In laboratory stripping of solvent from aqueous slurries of spent diatomite, it was found that stripping was relatively slow, presumably because solvent is strongly absorbed in the hollow diatom skeletons. Hydrocarbon components of the solvent boiling above 210° F. were particularly difficult to remove. Even when the entire solvent boiled below 210° F., stripping at atmospheric pressure was too slow to be practical. Stripping pressures between 50 and 150 psig were satisfactory, since transfer of solvent to the stripping steam was more rapid at the higher temperatures corresponding to superatmospheric pressure. Since superatmospheric stripping of slurries is practical, elevated pressure is not disadvantageous. In fact, pressure stripping would in any case have to be employed in a commercial process, since it is essential that energy be conserved by reusing heat in the vapor from the residue stripper by condensing the vapor in first effect evaporator 56 and heat exchanger 7, as later described.

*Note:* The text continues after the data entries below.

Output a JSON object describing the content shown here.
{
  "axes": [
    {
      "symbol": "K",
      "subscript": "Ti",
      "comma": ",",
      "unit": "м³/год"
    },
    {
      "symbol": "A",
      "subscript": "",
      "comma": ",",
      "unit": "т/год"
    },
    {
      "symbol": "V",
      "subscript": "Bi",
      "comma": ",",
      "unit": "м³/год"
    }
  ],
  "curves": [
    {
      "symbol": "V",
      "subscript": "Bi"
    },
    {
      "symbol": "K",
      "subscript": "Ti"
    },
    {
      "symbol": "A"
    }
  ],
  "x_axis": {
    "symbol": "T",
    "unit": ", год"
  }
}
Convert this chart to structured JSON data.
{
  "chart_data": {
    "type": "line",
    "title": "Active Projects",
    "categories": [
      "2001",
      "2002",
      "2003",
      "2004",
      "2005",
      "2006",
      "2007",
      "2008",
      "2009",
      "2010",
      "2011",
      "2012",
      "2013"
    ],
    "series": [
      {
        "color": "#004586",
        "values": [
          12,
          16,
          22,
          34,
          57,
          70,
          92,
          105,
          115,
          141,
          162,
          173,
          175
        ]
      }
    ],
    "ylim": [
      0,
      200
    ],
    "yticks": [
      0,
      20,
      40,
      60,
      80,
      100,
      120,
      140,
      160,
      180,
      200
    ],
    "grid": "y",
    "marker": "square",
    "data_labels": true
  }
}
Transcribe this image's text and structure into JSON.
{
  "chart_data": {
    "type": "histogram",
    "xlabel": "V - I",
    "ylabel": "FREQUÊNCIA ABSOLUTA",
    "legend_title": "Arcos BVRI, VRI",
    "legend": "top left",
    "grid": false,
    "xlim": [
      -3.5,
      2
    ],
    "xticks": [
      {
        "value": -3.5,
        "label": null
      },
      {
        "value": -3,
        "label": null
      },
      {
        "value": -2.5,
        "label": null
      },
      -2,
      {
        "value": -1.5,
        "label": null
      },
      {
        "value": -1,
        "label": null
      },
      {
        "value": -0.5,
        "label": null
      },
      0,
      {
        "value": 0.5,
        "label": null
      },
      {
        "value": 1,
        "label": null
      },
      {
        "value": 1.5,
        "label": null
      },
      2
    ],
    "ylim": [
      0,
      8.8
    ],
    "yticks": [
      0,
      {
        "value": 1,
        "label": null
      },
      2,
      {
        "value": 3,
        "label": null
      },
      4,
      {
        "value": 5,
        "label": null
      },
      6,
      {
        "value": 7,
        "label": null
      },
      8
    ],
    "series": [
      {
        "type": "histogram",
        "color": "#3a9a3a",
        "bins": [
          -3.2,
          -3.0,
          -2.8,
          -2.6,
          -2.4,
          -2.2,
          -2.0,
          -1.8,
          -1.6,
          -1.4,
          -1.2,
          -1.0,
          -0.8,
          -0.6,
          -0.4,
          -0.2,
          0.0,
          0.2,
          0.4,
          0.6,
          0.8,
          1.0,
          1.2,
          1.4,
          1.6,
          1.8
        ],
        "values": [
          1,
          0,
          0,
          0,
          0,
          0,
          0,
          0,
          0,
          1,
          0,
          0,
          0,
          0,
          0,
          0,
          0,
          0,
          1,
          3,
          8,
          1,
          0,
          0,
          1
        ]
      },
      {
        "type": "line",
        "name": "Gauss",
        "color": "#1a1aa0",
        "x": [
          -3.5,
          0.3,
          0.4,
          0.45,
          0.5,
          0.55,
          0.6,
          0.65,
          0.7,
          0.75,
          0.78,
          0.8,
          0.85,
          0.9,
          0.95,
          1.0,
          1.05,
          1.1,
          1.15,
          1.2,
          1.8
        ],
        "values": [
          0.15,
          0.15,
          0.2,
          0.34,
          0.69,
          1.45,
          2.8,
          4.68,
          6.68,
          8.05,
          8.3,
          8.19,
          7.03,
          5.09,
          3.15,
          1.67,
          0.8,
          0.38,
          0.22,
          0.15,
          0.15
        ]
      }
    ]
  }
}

Slurry from the kiln, stripped of solvent, discharged through line 46 is advantageously used in the heat exchanger 42 to heat incoming aqueous slurry to the stripper. After the slurry has been cooled by heat exchange, it is charged by line 47 to a final filter 48 where as much water as possible is reclaimed for reuse in the process. Reclaimed water may, for example, be carried by line 49 to line 40 for use in the residue stripper, or to line 50 which leads to line 34 for addition to water fed to the disengager mixer 33 through line 34. The wet filter cake is then discharged as at 51, preferably for return to the mine as fill.
The mixture of steam and residual solvent which is stripped from the aqueous slurry of diatomite in the residue stripper 44 flows through line 52 and heat is recovered from the vapor mixture as hereinafter described.

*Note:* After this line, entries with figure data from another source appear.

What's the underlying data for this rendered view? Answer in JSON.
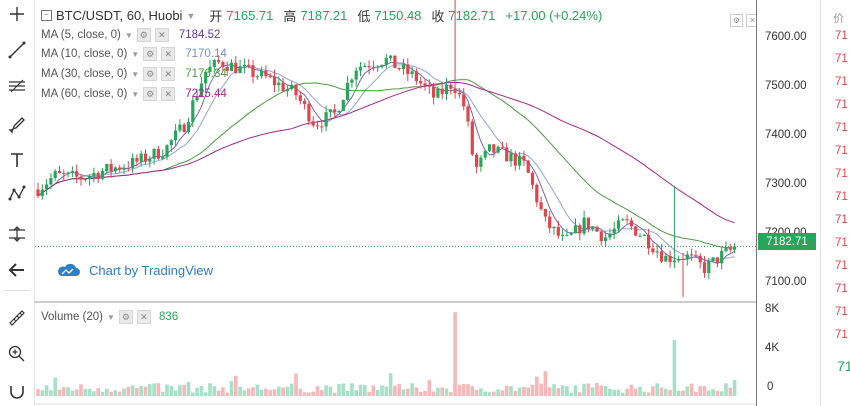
{
  "header": {
    "symbol": "BTC/USDT, 60, Huobi",
    "open_label": "开",
    "open": "7165.71",
    "high_label": "高",
    "high": "7187.21",
    "low_label": "低",
    "low": "7150.48",
    "close_label": "收",
    "close": "7182.71",
    "change": "+17.00 (+0.24%)"
  },
  "indicators": [
    {
      "label": "MA (5, close, 0)",
      "value": "7184.52",
      "color": "#5b3fa0"
    },
    {
      "label": "MA (10, close, 0)",
      "value": "7170.14",
      "color": "#7a8ec8"
    },
    {
      "label": "MA (30, close, 0)",
      "value": "7176.34",
      "color": "#4f9a44"
    },
    {
      "label": "MA (60, close, 0)",
      "value": "7225.44",
      "color": "#a52a8c"
    }
  ],
  "volume": {
    "label": "Volume (20)",
    "value": "836"
  },
  "watermark": "Chart by TradingView",
  "price_axis": [
    "7600.00",
    "7500.00",
    "7400.00",
    "7300.00",
    "7200.00",
    "7100.00"
  ],
  "volume_axis": [
    "8K",
    "4K",
    "0"
  ],
  "last_price": "7182.71",
  "orderbook": {
    "header": "价",
    "prices": [
      "71",
      "71",
      "71",
      "71",
      "71",
      "71",
      "71",
      "71",
      "71",
      "71",
      "71",
      "71",
      "71",
      "71",
      "71",
      "71"
    ],
    "mid": "71"
  },
  "colors": {
    "up": "#26a65b",
    "down": "#e0454e",
    "up_fill": "#a6e0c8",
    "down_fill": "#f6b8b8"
  },
  "toolbar_icons": [
    "crosshair-icon",
    "trend-line-icon",
    "fib-icon",
    "brush-icon",
    "text-icon",
    "pattern-icon",
    "measure-icon",
    "back-arrow-icon",
    "ruler-icon",
    "zoom-in-icon"
  ],
  "chart_data": {
    "type": "candlestick",
    "ylim": [
      7075,
      7660
    ],
    "ma_series": [
      {
        "name": "MA (5, close, 0)",
        "current": 7184.52
      },
      {
        "name": "MA (10, close, 0)",
        "current": 7170.14
      },
      {
        "name": "MA (30, close, 0)",
        "current": 7176.34
      },
      {
        "name": "MA (60, close, 0)",
        "current": 7225.44
      }
    ],
    "last": 7182.71,
    "volume_ylim": [
      0,
      8000
    ],
    "volume_current": 836
  }
}
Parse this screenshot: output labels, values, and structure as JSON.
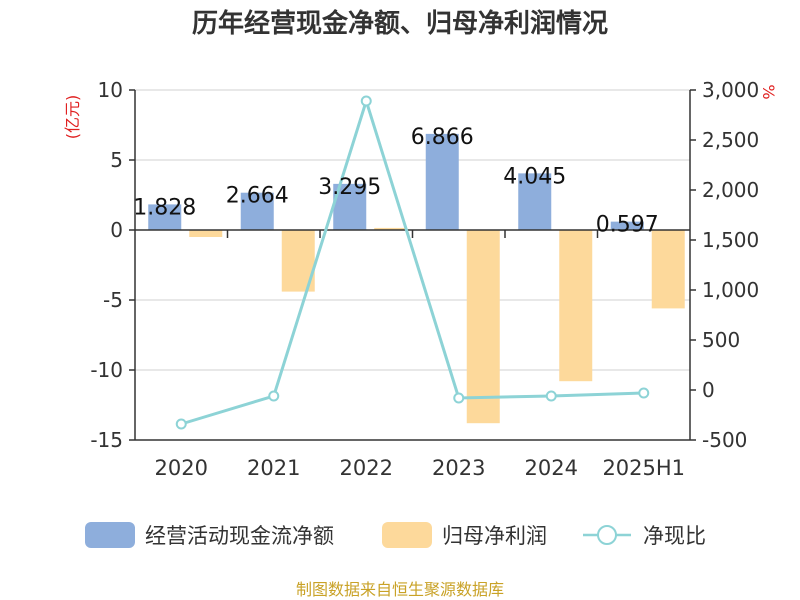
{
  "chart_data": {
    "type": "bar+line",
    "title": "历年经营现金净额、归母净利润情况",
    "categories": [
      "2020",
      "2021",
      "2022",
      "2023",
      "2024",
      "2025H1"
    ],
    "series": [
      {
        "name": "经营活动现金流净额",
        "type": "bar",
        "axis": "left",
        "color": "#8eaedc",
        "values": [
          1.828,
          2.664,
          3.295,
          6.866,
          4.045,
          0.597
        ],
        "labels": [
          "1.828",
          "2.664",
          "3.295",
          "6.866",
          "4.045",
          "0.597"
        ]
      },
      {
        "name": "归母净利润",
        "type": "bar",
        "axis": "left",
        "color": "#fdd99b",
        "values": [
          -0.5,
          -4.4,
          0.15,
          -13.8,
          -10.8,
          -5.6
        ]
      },
      {
        "name": "净现比",
        "type": "line",
        "axis": "right",
        "color": "#8dd3d6",
        "values": [
          -340,
          -60,
          2890,
          -80,
          -60,
          -30
        ]
      }
    ],
    "y_left": {
      "unit": "(亿元)",
      "range": [
        -15,
        10
      ],
      "ticks": [
        10,
        5,
        0,
        -5,
        -10,
        -15
      ],
      "tick_labels": [
        "10",
        "5",
        "0",
        "-5",
        "-10",
        "-15"
      ]
    },
    "y_right": {
      "unit": "%",
      "range": [
        -500,
        3000
      ],
      "ticks": [
        3000,
        2500,
        2000,
        1500,
        1000,
        500,
        0,
        -500
      ],
      "tick_labels": [
        "3,000",
        "2,500",
        "2,000",
        "1,500",
        "1,000",
        "500",
        "0",
        "-500"
      ]
    },
    "grid": true,
    "legend_position": "bottom"
  },
  "footer": "制图数据来自恒生聚源数据库"
}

In the separation and recovery of solvent and oil from the extraction process, an evaporation system is used to recover oil from the overflow from the clarifier in line 15 and the filtrate in line 14 which are combined in line 16, the contents thereof being oil, solvent and a minor amount of wet diatomite fines. The first steps of the evaporation system comprise a double effect evaporator with counterflow of liquid and vapor, the first effect evaporator 56 operating at superatmospheric pressure, and the second effect evaporator 53 at a lower pressure, preferably atmospheric. From line 16, this mixture is fed into the bottoms of the tubes 53a of the second effect evaporator 53, to which jacket heat is applied. Solvent vapor exits the top of the evaporator through line 54. A portion of the solvent condensed from this vapor is refluxed to the top of the evaporator 56, as hereinafter explained. Partially concentrated miscella flows from evaporator 53 through line 55 into the bottoms of the jacketed tubes 56a of the first effect evaporator 56. Solvent vapor exiting the top of first effect evaporator 56 through line 57 is condensed in the heating jacket of the second effect evaporator 53, thus providing heat for solvent vaporization in the tubes 53a of the evaporator. Condensed solvent leaving the jacket of evaporator 53 in line 58 is split into two portions, the major portion recycling to the extractor through line 92, and the minor portion refluxing to the top of evaporator 56 through line 59 as hereinafter explained.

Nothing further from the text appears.